CorSport non ha dubbi: “Il futuro di Sarri è già scritto! L’esito del campionato non cambierà le sorti del tecnico”

    Sarri, ancora Sarri, fortissimamente Sarri: lasciando che il campo emetta il suo giudizio, qualunque esso sia, e poi ripartendo assieme, per restare nel futuro, per ritrovarsi (in coppia) incollati al Progetto, per dare una continuità all’Idea e proiettarsi – di nuovo – tra le elette d’un calcio che è anche il Napoli. Meno undici, e il pensiero resta: ma sino al 20 maggio, la data simbolo e quella ultima, si avrà modo di parlarsi, di incontrarsi, di confrontarsi, pianificando per ribadire il proprio ruolo e quell’autorevolezza ch’è nei fatti, nella Storia contemporanea d’un club e di un tecnico che nelle ultime due stagioni hanno conquistato una qualificazione in Champions largamente opzionata per l’anno prossimo. E sarebbe la terza consecutiva da attraversare standosene nel ghota.

    L’INCONTRO. L’ossessione – e neppure la distrazione – non è il contratto, che ha scadenze e clausole, ma questa sfilza d’appuntamenti che rapiscono Sarri, lo catturano e lo inibiscono: per ridiscutere c’è tempo, e forse la sosta di fine mese potrà rappresentare un’occasione, non essendoci lo stress della partita da preparare. Però poi ci sono le sensazioni e un ottimismo che si percepisce e che sembra testimoni la volontà di proseguire uno a fianco all’altro, a prescindere dal verdetto, da quello «scudetto» che sa di favola da regalarsi.

    DELA HA SCELTO. Quattordici anni e (appena) sei allenatori: il ciclo di De Laurentiis è intestato a Maurizio Sarri, alla sua spregiudicatezza, alla sua verticalità, a quel calcio che lo ha conquistato, dal quale non vuole uscire e per il quale si è speso pubblicamente, ripetutamente, attraverso manifestazioni che non sono soltanto di stima ma di affetto allo stato puro: «Perché Sarri è un maestro di calcio ed è una persona perbene e io lo adoro. Vorrei restasse qui per sempre. E questa, e lui lo sa, è casa sua». E il dieci gennaio scorso, per il cinquantanovesimo compleanno del suo allenatore, è andato a dirglielo – di persona – a Figline, rimanendosene isolati dal mondo per un pomeriggio intero, perdendosi tra argomenti vari, tra cui un rinnovo che ha bisogno soltanto di un appuntamento per rivelare le rispettive visioni su come insistere sul Napoli, sulla sua identità.

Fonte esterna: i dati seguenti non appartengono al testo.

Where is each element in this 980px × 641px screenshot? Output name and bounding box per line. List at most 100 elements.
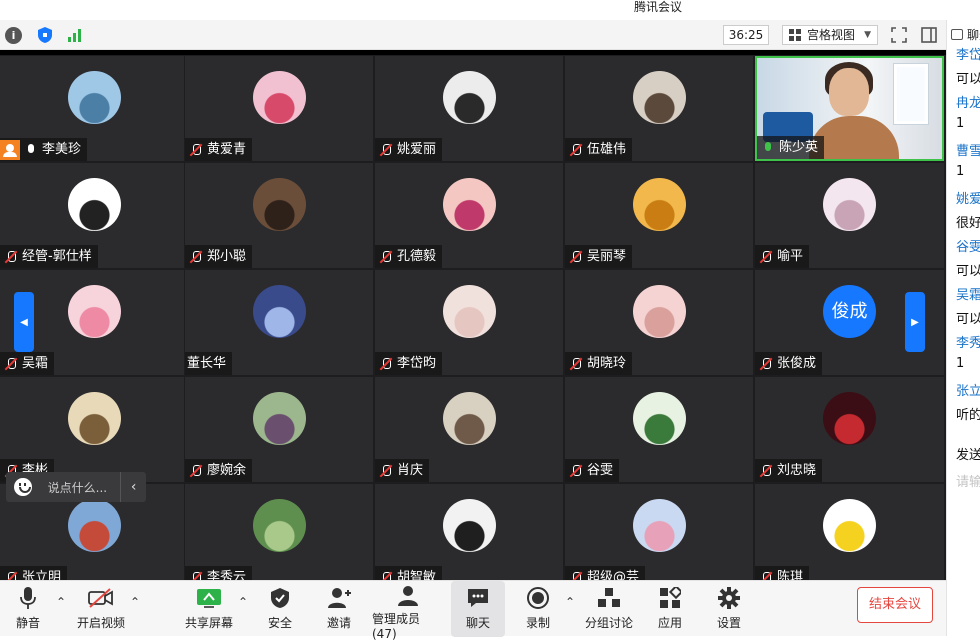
- share-screen-button[interactable]: 共享屏幕: [184, 581, 234, 637]
- participant-tile[interactable]: 黄爱青: [185, 56, 373, 161]
- record-button[interactable]: 录制: [522, 581, 554, 637]
- chat-bubble-icon: [465, 585, 491, 611]
- avatar: [633, 392, 686, 445]
- participant-tile[interactable]: 喻平: [755, 163, 944, 268]
- chevron-up-icon[interactable]: ⌃: [238, 595, 248, 609]
- avatar: [68, 392, 121, 445]
- mute-button[interactable]: 静音: [6, 581, 50, 637]
- breakout-label: 分组讨论: [584, 616, 633, 630]
- manage-members-label: 管理成员(47): [372, 612, 421, 641]
- participant-nameplate: 李秀云: [185, 566, 253, 580]
- chat-message: 1: [956, 356, 965, 371]
- apps-button[interactable]: 应用: [654, 581, 686, 637]
- settings-button[interactable]: 设置: [713, 581, 745, 637]
- mic-muted-icon: [4, 571, 18, 580]
- participant-tile[interactable]: 廖婉余: [185, 377, 373, 482]
- mic-muted-icon: [569, 250, 583, 264]
- microphone-icon: [15, 585, 41, 611]
- avatar: [253, 285, 306, 338]
- start-video-label: 开启视频: [76, 616, 125, 630]
- security-button[interactable]: 安全: [264, 581, 296, 637]
- chevron-up-icon[interactable]: ⌃: [130, 595, 140, 609]
- participant-tile[interactable]: 姚爱丽: [375, 56, 563, 161]
- manage-members-button[interactable]: 管理成员(47): [372, 581, 444, 641]
- participant-tile[interactable]: 李岱昀: [375, 270, 563, 375]
- participant-nameplate: 吴丽琴: [565, 245, 633, 268]
- security-label: 安全: [267, 616, 292, 630]
- participant-tile[interactable]: 胡晓玲: [565, 270, 753, 375]
- video-grid: 李美珍 黄爱青 姚爱丽 伍雄伟 陈少英经管-郭仕样 郑小聪 孔德毅 吴丽琴 喻平吴霜 董长华 李岱昀…: [0, 50, 946, 580]
- participant-nameplate: 张立明: [0, 566, 68, 580]
- participant-name: 肖庆: [397, 463, 424, 478]
- info-icon[interactable]: i: [5, 27, 22, 44]
- participant-nameplate: 超级@芸: [565, 566, 646, 580]
- participant-nameplate: 郑小聪: [185, 245, 253, 268]
- chevron-up-icon[interactable]: ⌃: [56, 595, 66, 609]
- chat-quick-input[interactable]: 说点什么...: [48, 479, 111, 496]
- chat-input-placeholder[interactable]: 请输: [956, 471, 980, 490]
- participant-nameplate: 谷雯: [565, 459, 620, 482]
- next-page-button[interactable]: ▶: [905, 292, 925, 352]
- chat-button[interactable]: 聊天: [451, 581, 505, 637]
- security-shield-icon: [267, 585, 293, 611]
- participant-tile[interactable]: 孔德毅: [375, 163, 563, 268]
- shield-icon[interactable]: [36, 26, 54, 44]
- add-user-icon: [326, 585, 352, 611]
- chevron-down-icon: ▼: [864, 30, 871, 40]
- floating-chat-bar[interactable]: 说点什么... ‹: [6, 472, 146, 502]
- mic-muted-icon: [759, 571, 773, 580]
- participant-tile[interactable]: 李彬: [0, 377, 184, 482]
- invite-button[interactable]: 邀请: [322, 581, 356, 637]
- sidebar-toggle-icon[interactable]: [920, 26, 938, 44]
- participant-nameplate: 吴霜: [0, 352, 55, 375]
- avatar: [443, 285, 496, 338]
- mic-muted-icon: [759, 464, 773, 478]
- avatar: [823, 392, 876, 445]
- view-mode-label: 宫格视图: [807, 28, 856, 42]
- view-mode-dropdown[interactable]: 宫格视图 ▼: [782, 25, 878, 45]
- start-video-button[interactable]: 开启视频: [74, 581, 128, 637]
- participant-tile[interactable]: 郑小聪: [185, 163, 373, 268]
- participant-tile[interactable]: 陈少英: [755, 56, 944, 161]
- mic-muted-icon: [379, 464, 393, 478]
- participant-nameplate: 李美珍: [0, 138, 88, 161]
- emoji-icon[interactable]: [14, 478, 32, 496]
- end-meeting-button[interactable]: 结束会议: [857, 587, 933, 623]
- fullscreen-icon[interactable]: [890, 26, 908, 44]
- chat-message: 1: [956, 116, 965, 131]
- chevron-left-icon[interactable]: ‹: [120, 472, 146, 502]
- previous-page-button[interactable]: ◀: [14, 292, 34, 352]
- participant-tile[interactable]: 伍雄伟: [565, 56, 753, 161]
- participant-tile[interactable]: 肖庆: [375, 377, 563, 482]
- participant-tile[interactable]: 胡智敏: [375, 484, 563, 580]
- participant-name: 李美珍: [42, 142, 82, 157]
- participant-tile[interactable]: 超级@芸: [565, 484, 753, 580]
- participant-nameplate: 肖庆: [375, 459, 430, 482]
- chat-sender: 冉龙: [956, 96, 980, 111]
- avatar: [253, 392, 306, 445]
- chevron-up-icon[interactable]: ⌃: [565, 595, 575, 609]
- participant-tile[interactable]: 陈琪: [755, 484, 944, 580]
- participant-nameplate: 喻平: [755, 245, 810, 268]
- participant-name: 董长华: [187, 356, 227, 371]
- participant-tile[interactable]: 董长华: [185, 270, 373, 375]
- participant-tile[interactable]: 谷雯: [565, 377, 753, 482]
- chat-message: 很好: [956, 216, 980, 231]
- participant-tile[interactable]: 李美珍: [0, 56, 184, 161]
- mic-muted-icon: [4, 250, 18, 264]
- participant-name: 超级@芸: [587, 570, 640, 580]
- participant-nameplate: 刘忠晓: [755, 459, 823, 482]
- mic-muted-icon: [379, 357, 393, 371]
- participant-nameplate: 孔德毅: [375, 245, 443, 268]
- signal-icon[interactable]: [66, 26, 84, 44]
- participant-tile[interactable]: 李秀云: [185, 484, 373, 580]
- meeting-timer: 36:25: [723, 25, 769, 45]
- participant-tile[interactable]: 吴丽琴: [565, 163, 753, 268]
- settings-label: 设置: [716, 616, 741, 630]
- participant-tile[interactable]: 经管-郭仕样: [0, 163, 184, 268]
- avatar: [633, 178, 686, 231]
- participant-tile[interactable]: 刘忠晓: [755, 377, 944, 482]
- breakout-rooms-button[interactable]: 分组讨论: [584, 581, 634, 637]
- participant-name: 胡智敏: [397, 570, 437, 580]
- participant-name: 经管-郭仕样: [22, 249, 92, 264]
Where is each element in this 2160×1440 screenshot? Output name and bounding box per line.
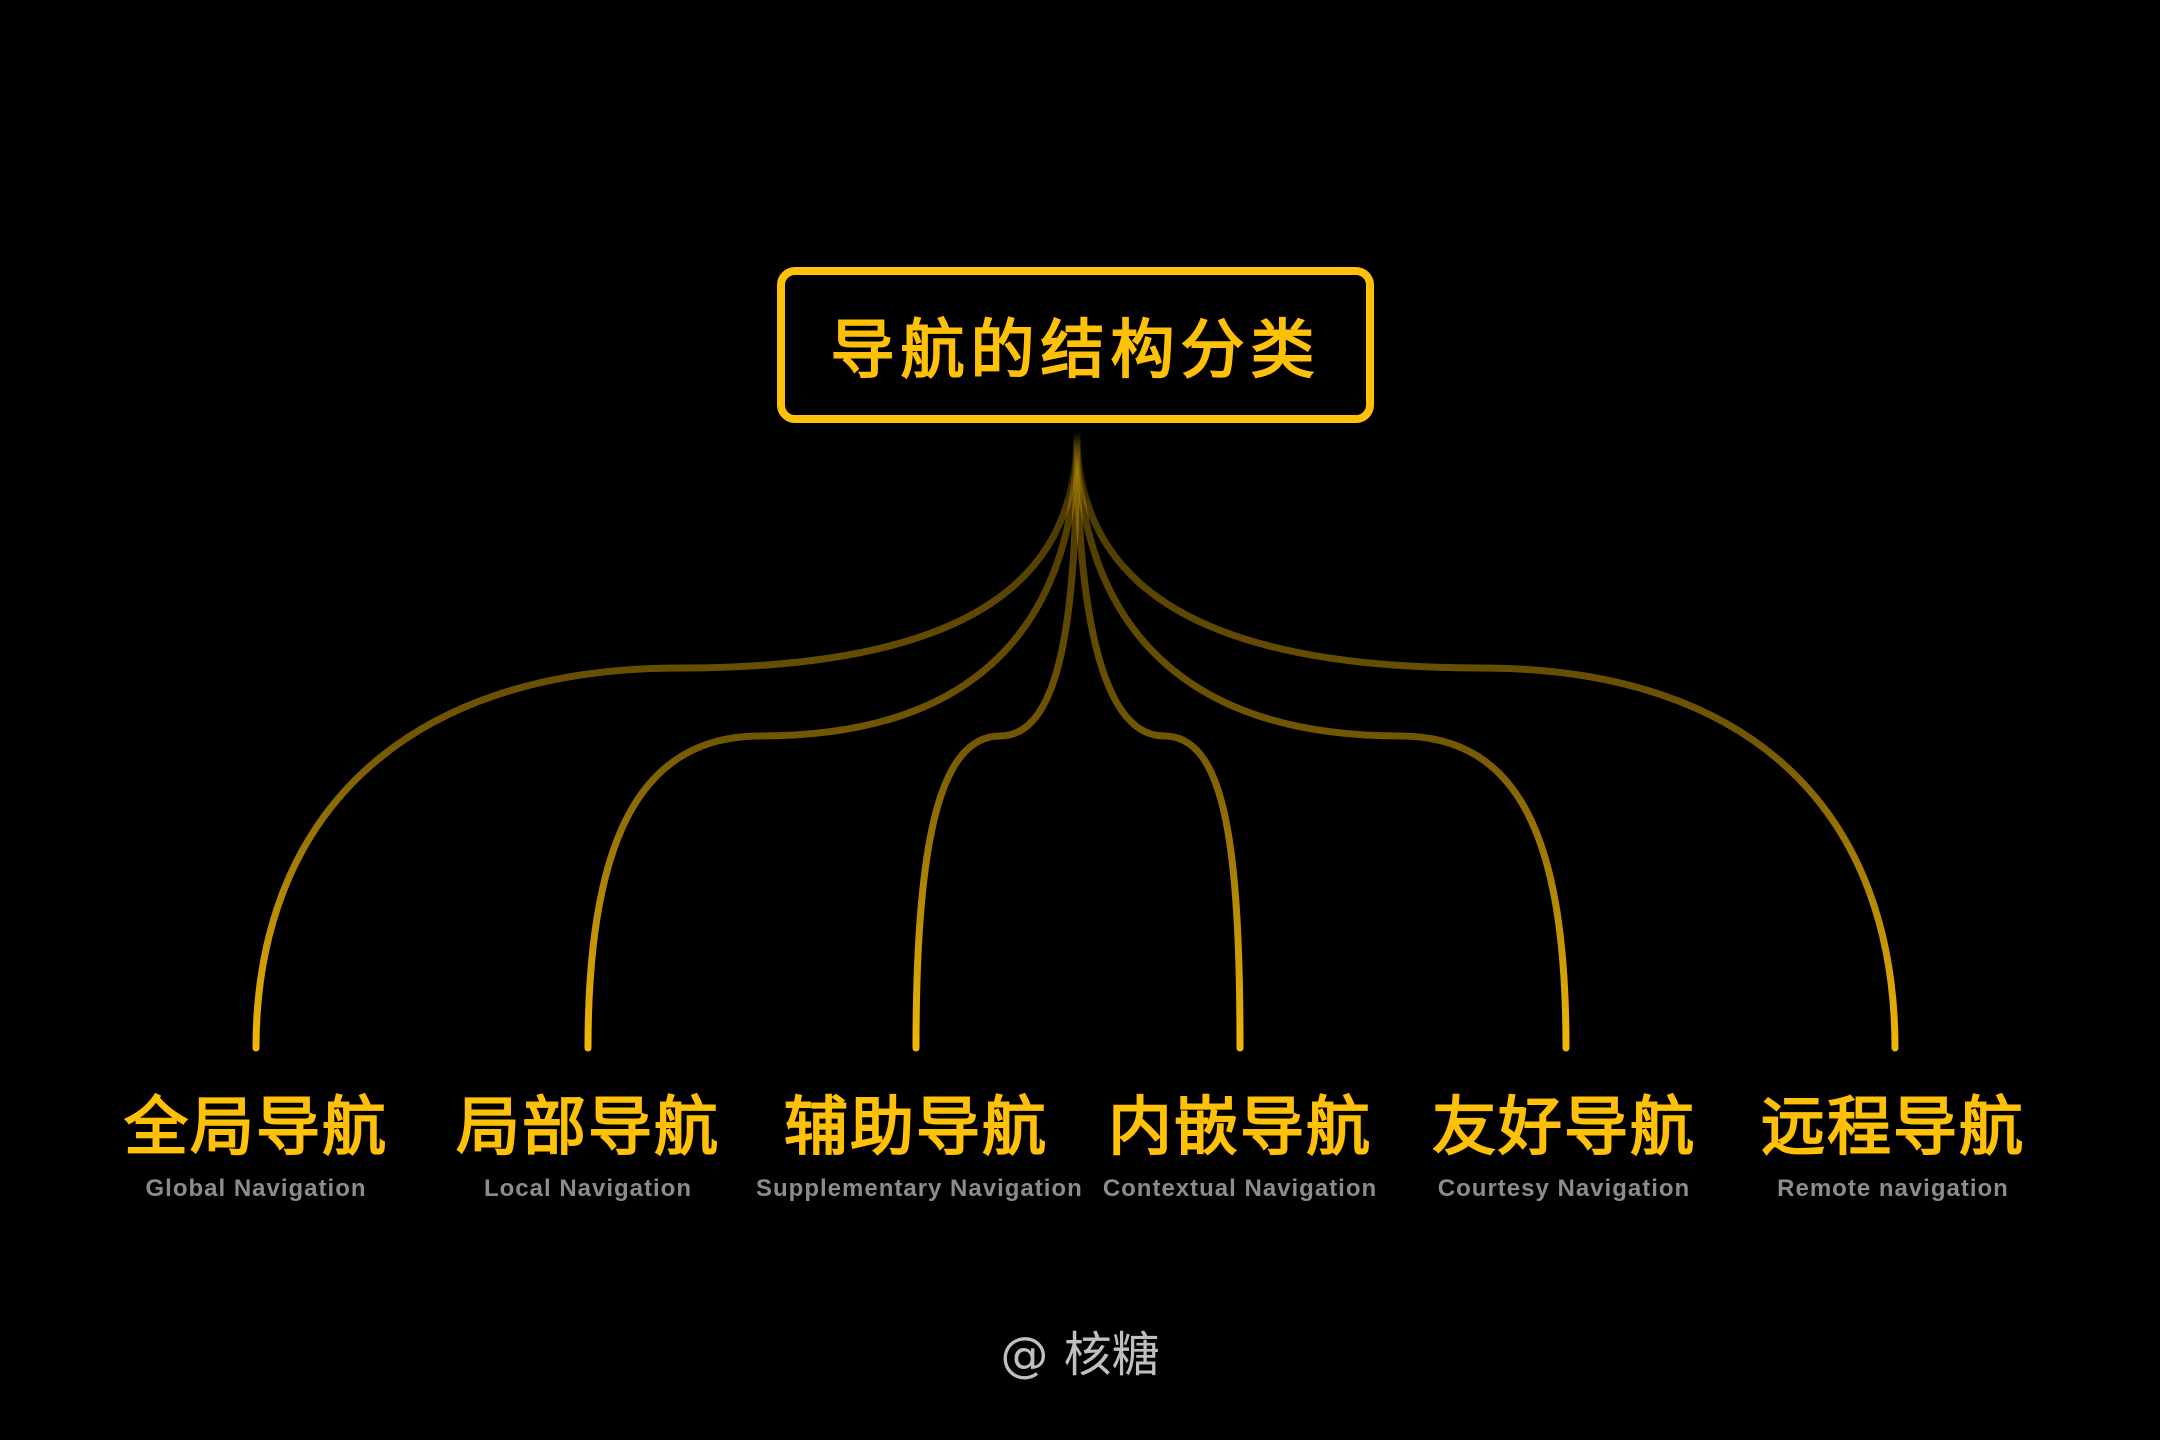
root-title: 导航的结构分类 [830,314,1321,388]
connector-remote [1073,428,1899,1052]
branch-title: 内嵌导航 [1108,1091,1372,1165]
branch-title: 全局导航 [124,1091,388,1165]
root-node: 导航的结构分类 [777,267,1374,423]
connector-local [584,428,1081,1052]
branch-title: 辅助导航 [784,1091,1048,1165]
branch-subtitle: Supplementary Navigation [756,1175,1083,1202]
branch-subtitle: Remote navigation [1777,1175,2009,1202]
connector-supplementary [912,428,1081,1052]
connector-lines [252,428,1899,1052]
branch-remote-navigation: 远程导航 Remote navigation [1733,1090,2053,1204]
branch-subtitle: Local Navigation [483,1175,693,1202]
branch-supplementary-navigation: 辅助导航 Supplementary Navigation [756,1090,1083,1204]
branch-global-navigation: 全局导航 Global Navigation [96,1090,416,1204]
branch-local-navigation: 局部导航 Local Navigation [428,1090,748,1204]
branch-title: 远程导航 [1761,1091,2025,1165]
branch-contextual-navigation: 内嵌导航 Contextual Navigation [1080,1090,1400,1204]
branch-subtitle: Global Navigation [145,1175,367,1202]
branch-subtitle: Contextual Navigation [1102,1175,1378,1202]
author-watermark: @ 核糖 [1000,1327,1160,1383]
connector-courtesy [1073,428,1570,1052]
connector-contextual [1073,428,1244,1052]
branch-courtesy-navigation: 友好导航 Courtesy Navigation [1404,1090,1724,1204]
branch-title: 局部导航 [456,1091,720,1165]
branch-subtitle: Courtesy Navigation [1437,1175,1691,1202]
connector-global [252,428,1081,1052]
branch-title: 友好导航 [1432,1091,1696,1165]
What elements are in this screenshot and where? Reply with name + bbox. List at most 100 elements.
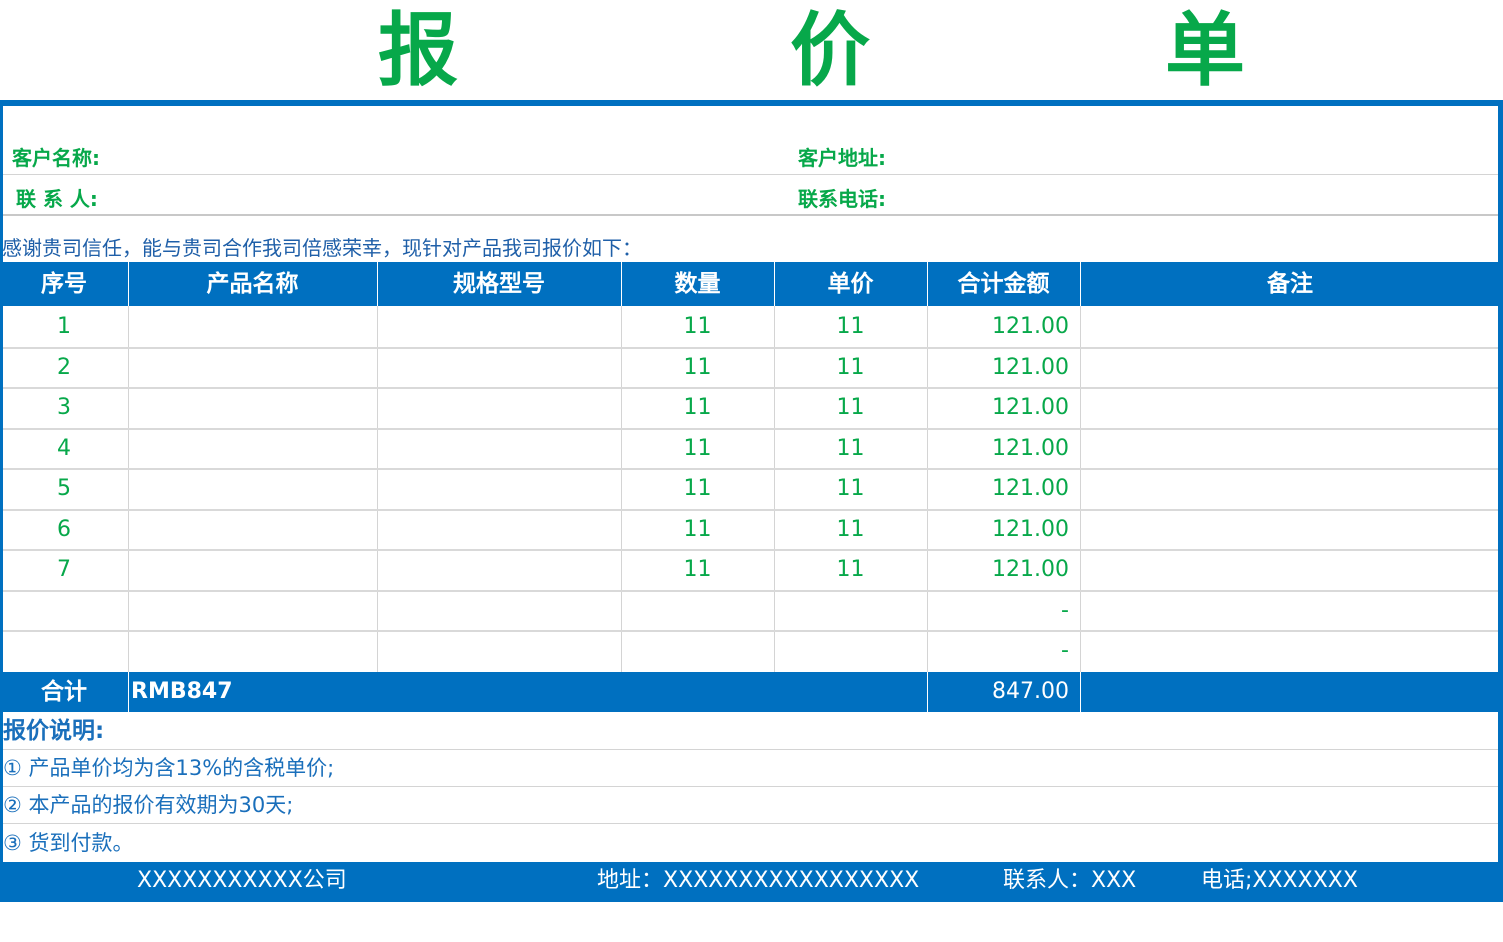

    SARRI E’ IN CAMPO. Ma la testa di Sarri, adesso, è totalmente «sequestrata» dal campo, dagli allenamenti, dalle strategie, dal desiderio di «complicare la vita alla Juventus»: e il rinnovo, il ritocco, l’adeguamento, definiamoli come vi pare, restano dettagli marginali – come riferito dopo la sfida di Benevento – almeno quanto quella clausola da otto milioni di euro che sino al 31 maggio gli consentirebbe di liberarsi, di rimettersi in gioco altrove. «Questo è l’ultimo dei miei pensieri. Tra me e Aurelio, poi, non c’è bisogno di chissà quanti incontri. E comunque ci sarà modo per vedersi: l’unica clausola che conta è che io non consideri questo ciclo finito. Se lo considero che può andare avanti, il problema non si pone neanche. E il ciclo per me va ritenuto aperto finché ci sono margini di miglioramento».

    LA CITTA’. Il contratto è anche, pure, e per chiunque uno stato d’animo e Sarri e (il) Napoli nel triennio hanno costruito persino un sentimento che il tecnico ha rappresentato a modo suo («devo avvertire dentro di me la certezza di poter dare sempre qualcosa di più a questa gente»): il San Paolo ha fatto il resto, ciclicamente, creando l’atmosfera magica d’uno stadio perdutamente innamorato della squadra e dell’allenatore, scuotendoli emotivamente anche sabato sera, subito dopo la sconfitta con la Roma, con cori di gratitudine che hanno emozionato Sarri. «Sono orgoglioso del nostro pubblico e i loro applauso, dopo una gara del genere, è stata una sensazione bellissima». Quasi una firma tra le tenebre.